Mon père me montre ses mains, ses doigts sont courbes et noueux comme les racines d’un if, il dit que ce ne sera même pas un examen, mais un concours, je devrai affronter le violoniste noir, il se tiendra debout au milieu de la pièce et jouera quelque chose, l’une des soixante-dix-sept chansons, que je devrai ensuite jouer à mon tour, et si je joue mieux que lui, il me donnera son violon, son violon et son archet, puis il quittera la pièce, il grimpera, comme un éclair, jusqu’à la cime du poirier desséché, déploiera les ailes de son manteau, et s’envolera à jamais, mais s’il joue mieux que moi, il me brisera tous les doigts de son archet en fer, et non seulement les doigts, mais aussi tous les petits os de la main, que je ne puisse plus jamais tenir ni archet, ni violon, j’ai donc intérêt à travailler correctement, à ne pas lambiner, à ne pas tricher, sinon je peux dire adieu à mes chers petits doigts.

Mon père est assis sur le fauteuil à bascule, il agite le vieil archet, avec lequel il me dirige, il me dit d’arrêter, de reprendre au début ou de recommencer encore une fois, ou de jouer plus rapidement, ou plus lentement, mais surtout que ce n’est pas juste, non, ce n’est pas juste, je n’entends donc pas que ce n’est pas juste, il faut que j’ouvre enfin les oreilles, je suis tout de même son fils, je ne peux pas être sourd à ce point.

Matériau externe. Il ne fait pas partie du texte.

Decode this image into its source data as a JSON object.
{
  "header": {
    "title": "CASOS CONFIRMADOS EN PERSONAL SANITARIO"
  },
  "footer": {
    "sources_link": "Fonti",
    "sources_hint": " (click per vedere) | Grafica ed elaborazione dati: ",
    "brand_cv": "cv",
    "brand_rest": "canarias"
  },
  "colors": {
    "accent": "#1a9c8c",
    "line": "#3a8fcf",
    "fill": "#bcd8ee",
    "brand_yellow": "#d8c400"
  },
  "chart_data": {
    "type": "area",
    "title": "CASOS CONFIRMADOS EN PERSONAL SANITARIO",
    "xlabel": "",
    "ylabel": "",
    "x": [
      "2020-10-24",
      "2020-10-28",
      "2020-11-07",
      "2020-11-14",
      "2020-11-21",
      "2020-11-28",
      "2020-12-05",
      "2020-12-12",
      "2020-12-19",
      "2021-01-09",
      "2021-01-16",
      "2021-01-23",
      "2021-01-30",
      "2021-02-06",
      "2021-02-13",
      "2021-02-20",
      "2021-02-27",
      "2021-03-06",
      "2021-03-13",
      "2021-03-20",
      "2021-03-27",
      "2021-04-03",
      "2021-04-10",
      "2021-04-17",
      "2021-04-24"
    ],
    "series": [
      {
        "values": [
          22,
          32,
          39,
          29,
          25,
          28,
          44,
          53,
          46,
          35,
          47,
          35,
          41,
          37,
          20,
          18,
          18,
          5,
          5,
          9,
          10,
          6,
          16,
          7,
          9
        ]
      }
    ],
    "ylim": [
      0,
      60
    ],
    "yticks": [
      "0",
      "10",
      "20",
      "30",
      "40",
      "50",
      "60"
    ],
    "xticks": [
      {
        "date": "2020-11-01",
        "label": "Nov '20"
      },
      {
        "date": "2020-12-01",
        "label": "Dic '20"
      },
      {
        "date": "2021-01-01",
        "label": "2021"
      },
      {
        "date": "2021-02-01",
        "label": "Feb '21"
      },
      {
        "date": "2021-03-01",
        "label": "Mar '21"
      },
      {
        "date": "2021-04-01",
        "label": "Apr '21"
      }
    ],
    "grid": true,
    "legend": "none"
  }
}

Le fauteuil à bascule va et vient sur le tapis persan élimé, tel un grand métronome, les lames du parquet grincent en rythme sous le tapis, mon père dit qu’il sait que c’est très difficile, mais je ne dois pas avoir peur, car il me prépare depuis ma naissance à battre le violoniste noir, et si l’archet, je le tiens si bien en main, c’est parce que je ne marchais pas encore quand il m’en a mis un dans la main, petit simplet que j’étais, je ne voulais même pas le tenir, mais il me l’a attaché comme il faut à la main, avec de la gaze imprégnée d’une résine bien gluante, pour que je ne puisse pas m’en défaire, et que je m’habitue à son poids et à sa prise, car il savait alors déjà que chaque minute est précieuse, que chaque instant doit être mis à profit.

Lorsque je m’exerce sur les chansons plus rapides, le fauteuil à bascule de mon père se met à virevolter plus frénétiquement d’avant en arrière, il me crie dessus, je dois bien garder le rythme, je dois penser au violoniste noir, et si je pense que ça suffit comme exercice, faut que je sache que le violoniste noir s’exerce chaque nuit dehors, au carrefour, tournant le dos à la lune pour ainsi voir l’ombre de son archet projetée dans la poussière de la rue, et s’il joue assez vite, l’ombre ne parvient plus à suivre l’archet, s’en détache et reste là dans la poussière, telle une longue flaque noire, je n’ai qu’à m’imaginer que je suis aussi rapide. Quand mon père raconte cela, il lui arrive de se lever du fauteuil à bascule, il se met derrière moi, il allume sa lampe-tempête au xénon, alimentée par dix piles, et il projette mon ombre noire sur le mur en m’éclairant, et il dit que je dois m’imaginer que je suis le violoniste noir, que je bouge la main comme si ce n’était pas la mienne, alors je regarde toujours le mur, et sur le mur mon ombre, et j’attends qu’elle finisse par s’arrêter de jouer, mais elle ne s’arrête jamais.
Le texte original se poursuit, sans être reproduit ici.